Tooling for Experiments

Luckily, many different tools already exist to help organizations implement and manage planned disruptions. Chaos engineering as we know it today originated back in 2010 from experiments conducted at Netflix using the tool Chaos Monkey, which still exists and is used today.

Nowadays, there are many more chaos offerings available, including services from Microsoft Azure and AWS as well as Gremlin, ToxiProxy, Litmus and many more. Organizations can choose tools tailored to the size of their environment and decide just how automated they want the process to be. Tool selection will also depend on whether experiments are designed to test the system at an infrastructure, network or application level.

Chaos Culture

Chaos engineering is much more than a set of tools and rules. It involves adopting a culture in which teams trust each other and collaborate to build resiliency and advance innovation.

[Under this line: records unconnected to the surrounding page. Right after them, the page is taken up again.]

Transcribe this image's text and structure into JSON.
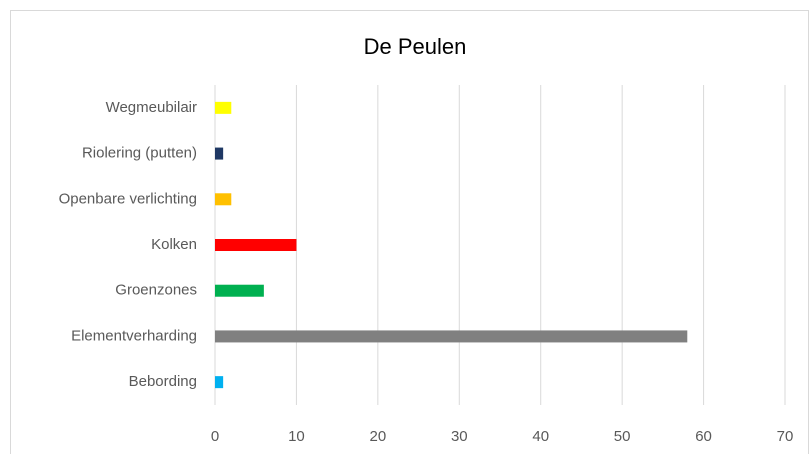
{
  "chart_data": {
    "type": "hbar",
    "title": "De Peulen",
    "categories": [
      "Wegmeubilair",
      "Riolering (putten)",
      "Openbare verlichting",
      "Kolken",
      "Groenzones",
      "Elementverharding",
      "Bebording"
    ],
    "values": [
      2,
      1,
      2,
      10,
      6,
      58,
      1
    ],
    "colors": [
      "#ffff00",
      "#1f3864",
      "#ffc000",
      "#ff0000",
      "#00b050",
      "#808080",
      "#00b0f0"
    ],
    "xlim": [
      0,
      70
    ],
    "xticks": [
      0,
      10,
      20,
      30,
      40,
      50,
      60,
      70
    ],
    "grid": true
  }
}
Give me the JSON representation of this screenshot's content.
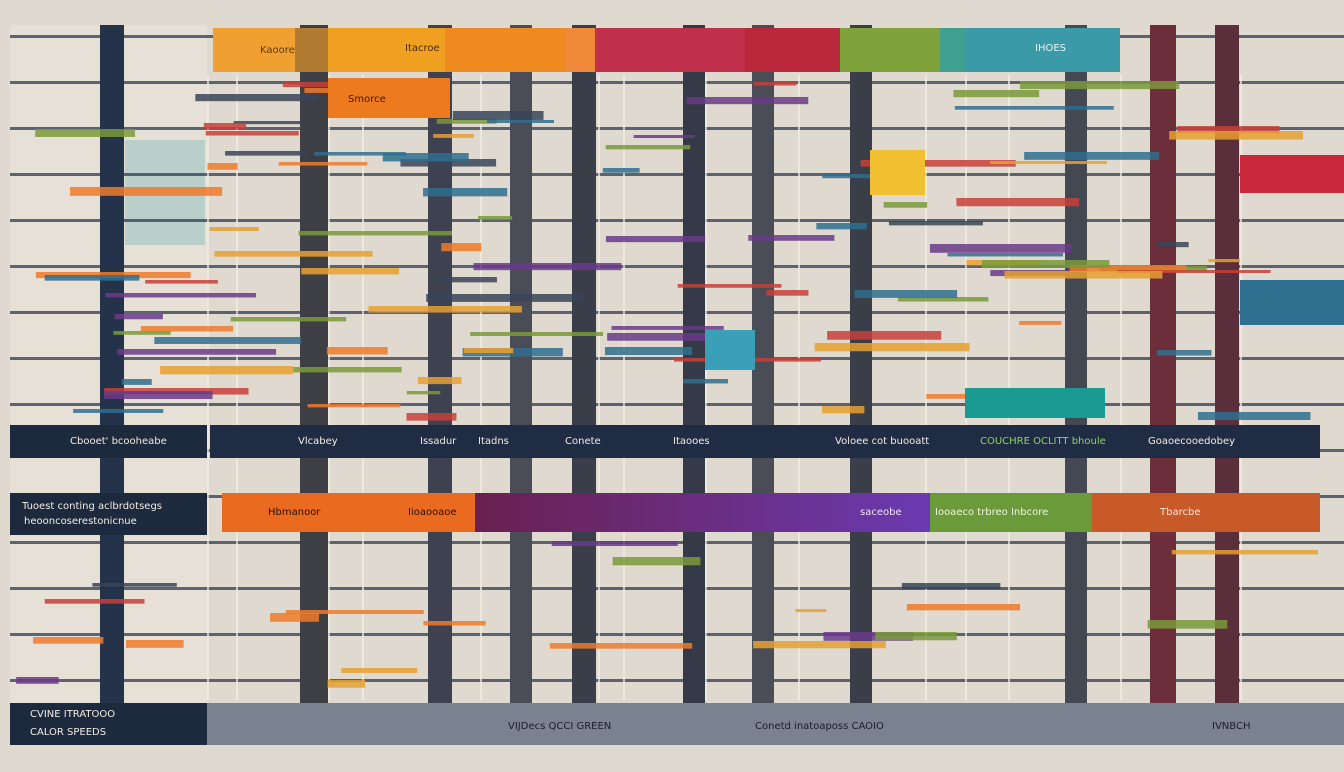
{
  "header": {
    "tabs": [
      "Kaoore",
      "Itacroe",
      "IHOES"
    ]
  },
  "row": {
    "tab": "Smorce"
  },
  "toolbar": {
    "title": "Cbooet' bcooheabe",
    "items": [
      "Vlcabey",
      "Issadur",
      "Itadns",
      "Conete",
      "Itaooes",
      "Voloee cot buooatt",
      "COUCHRE OCLITT bhoule",
      "Goaoecooedobey"
    ]
  },
  "banner": {
    "title": "Tuoest conting aclbrdotsegs",
    "subtitle": "heooncoserestonicnue",
    "segments": [
      "Hbmanoor",
      "Iioaooaoe",
      "saceobe",
      "Iooaeco trbreo Inbcore",
      "Tbarcbe"
    ]
  },
  "footer": {
    "subtitle": "CVINE ITRATOOO",
    "title": "CALOR SPEEDS",
    "items": [
      "VIJDecs QCCI GREEN",
      "Conetd inatoaposs CAOIO",
      "IVNBCH"
    ]
  }
}
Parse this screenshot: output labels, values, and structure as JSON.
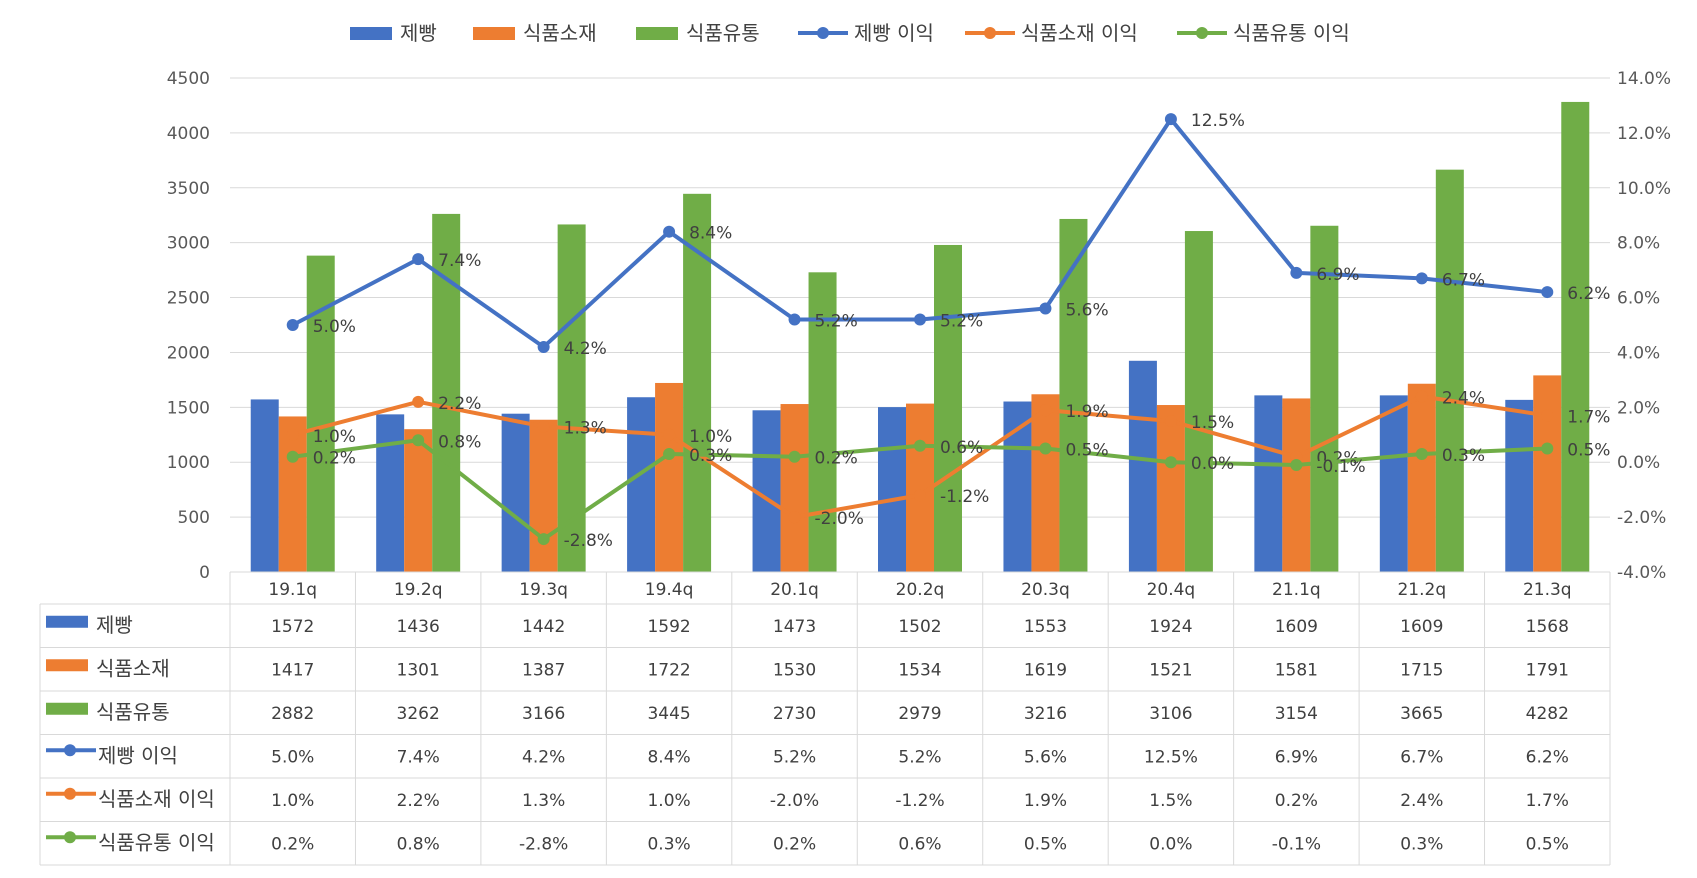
{
  "chart_data": {
    "type": "bar",
    "combo": "bar + line (secondary axis) with data table",
    "categories": [
      "19.1q",
      "19.2q",
      "19.3q",
      "19.4q",
      "20.1q",
      "20.2q",
      "20.3q",
      "20.4q",
      "21.1q",
      "21.2q",
      "21.3q"
    ],
    "bar_series": [
      {
        "name": "제빵",
        "color": "#4472C4",
        "values": [
          1572,
          1436,
          1442,
          1592,
          1473,
          1502,
          1553,
          1924,
          1609,
          1609,
          1568
        ]
      },
      {
        "name": "식품소재",
        "color": "#ED7D31",
        "values": [
          1417,
          1301,
          1387,
          1722,
          1530,
          1534,
          1619,
          1521,
          1581,
          1715,
          1791
        ]
      },
      {
        "name": "식품유통",
        "color": "#70AD47",
        "values": [
          2882,
          3262,
          3166,
          3445,
          2730,
          2979,
          3216,
          3106,
          3154,
          3665,
          4282
        ]
      }
    ],
    "line_series": [
      {
        "name": "제빵 이익",
        "color": "#4472C4",
        "values": [
          5.0,
          7.4,
          4.2,
          8.4,
          5.2,
          5.2,
          5.6,
          12.5,
          6.9,
          6.7,
          6.2
        ],
        "labels": [
          "5.0%",
          "7.4%",
          "4.2%",
          "8.4%",
          "5.2%",
          "5.2%",
          "5.6%",
          "12.5%",
          "6.9%",
          "6.7%",
          "6.2%"
        ]
      },
      {
        "name": "식품소재 이익",
        "color": "#ED7D31",
        "values": [
          1.0,
          2.2,
          1.3,
          1.0,
          -2.0,
          -1.2,
          1.9,
          1.5,
          0.2,
          2.4,
          1.7
        ],
        "labels": [
          "1.0%",
          "2.2%",
          "1.3%",
          "1.0%",
          "-2.0%",
          "-1.2%",
          "1.9%",
          "1.5%",
          "0.2%",
          "2.4%",
          "1.7%"
        ]
      },
      {
        "name": "식품유통 이익",
        "color": "#70AD47",
        "values": [
          0.2,
          0.8,
          -2.8,
          0.3,
          0.2,
          0.6,
          0.5,
          0.0,
          -0.1,
          0.3,
          0.5
        ],
        "labels": [
          "0.2%",
          "0.8%",
          "-2.8%",
          "0.3%",
          "0.2%",
          "0.6%",
          "0.5%",
          "0.0%",
          "-0.1%",
          "0.3%",
          "0.5%"
        ]
      }
    ],
    "y_left": {
      "min": 0,
      "max": 4500,
      "step": 500,
      "ticks": [
        "0",
        "500",
        "1000",
        "1500",
        "2000",
        "2500",
        "3000",
        "3500",
        "4000",
        "4500"
      ]
    },
    "y_right": {
      "min": -4,
      "max": 14,
      "step": 2,
      "ticks": [
        "-4.0%",
        "-2.0%",
        "0.0%",
        "2.0%",
        "4.0%",
        "6.0%",
        "8.0%",
        "10.0%",
        "12.0%",
        "14.0%"
      ]
    },
    "grid": true,
    "legend_position": "top"
  }
}
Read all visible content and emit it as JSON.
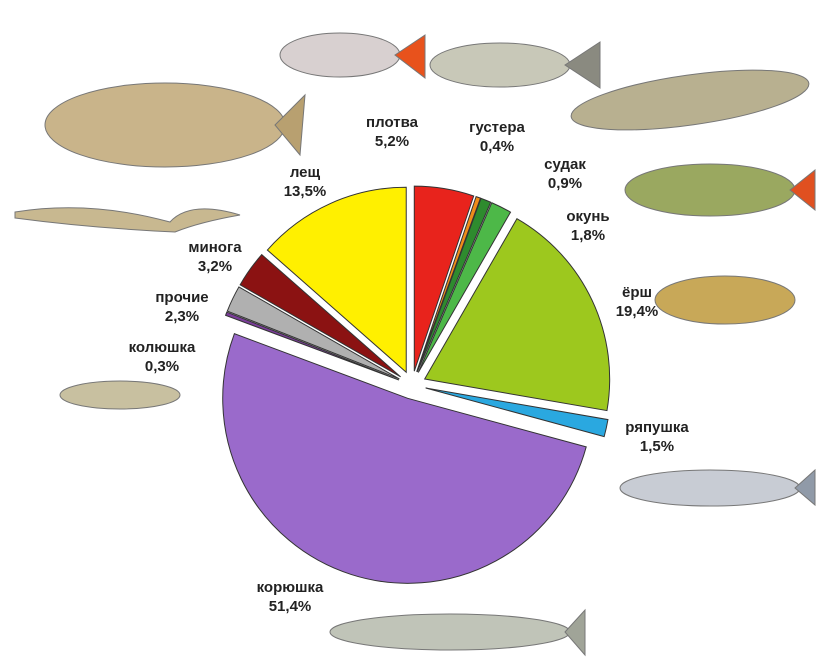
{
  "chart_data": {
    "type": "pie",
    "categories": [
      "плотва",
      "густера",
      "судак",
      "окунь",
      "ёрш",
      "ряпушка",
      "корюшка",
      "колюшка",
      "прочие",
      "минога",
      "лещ"
    ],
    "values": [
      5.2,
      0.4,
      0.9,
      1.8,
      19.4,
      1.5,
      51.4,
      0.3,
      2.3,
      3.2,
      13.5
    ],
    "value_labels": [
      "5,2%",
      "0,4%",
      "0,9%",
      "1,8%",
      "19,4%",
      "1,5%",
      "51,4%",
      "0,3%",
      "2,3%",
      "3,2%",
      "13,5%"
    ],
    "colors": [
      "#e8231c",
      "#f08c1a",
      "#2e8b2e",
      "#4db848",
      "#9dc81e",
      "#2aa8e0",
      "#9a6acb",
      "#7a3d99",
      "#b0b0b0",
      "#8b1212",
      "#fff000"
    ]
  }
}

When it comes to thinking about this culture shift, it can be helpful to think back to when DevOps was new. Sure, people would say they were using DevOps tools, but that did not necessarily mean they were actually practicing DevOps. DevOps involves breaking down siloes between different groups in an organization, creating an atmosphere of trust and enabling collaboration–some of the same attributes a chaos engineering culture needs to have.

Why you Need Chaos Engineering

Although chaos engineering sounds like a disruptive or uncontrolled exercise, it is actually the opposite.

Chaos experiments require meticulous planning with an emphasis firmly on rooting out failures before they become outages. Far from lacking in control, chaos testing is a closely coordinated process and the organization retains a firm grip on everything from the speed at which testing happens to what components are tested. Chaos engineering doesn’t create problems, it reveals them.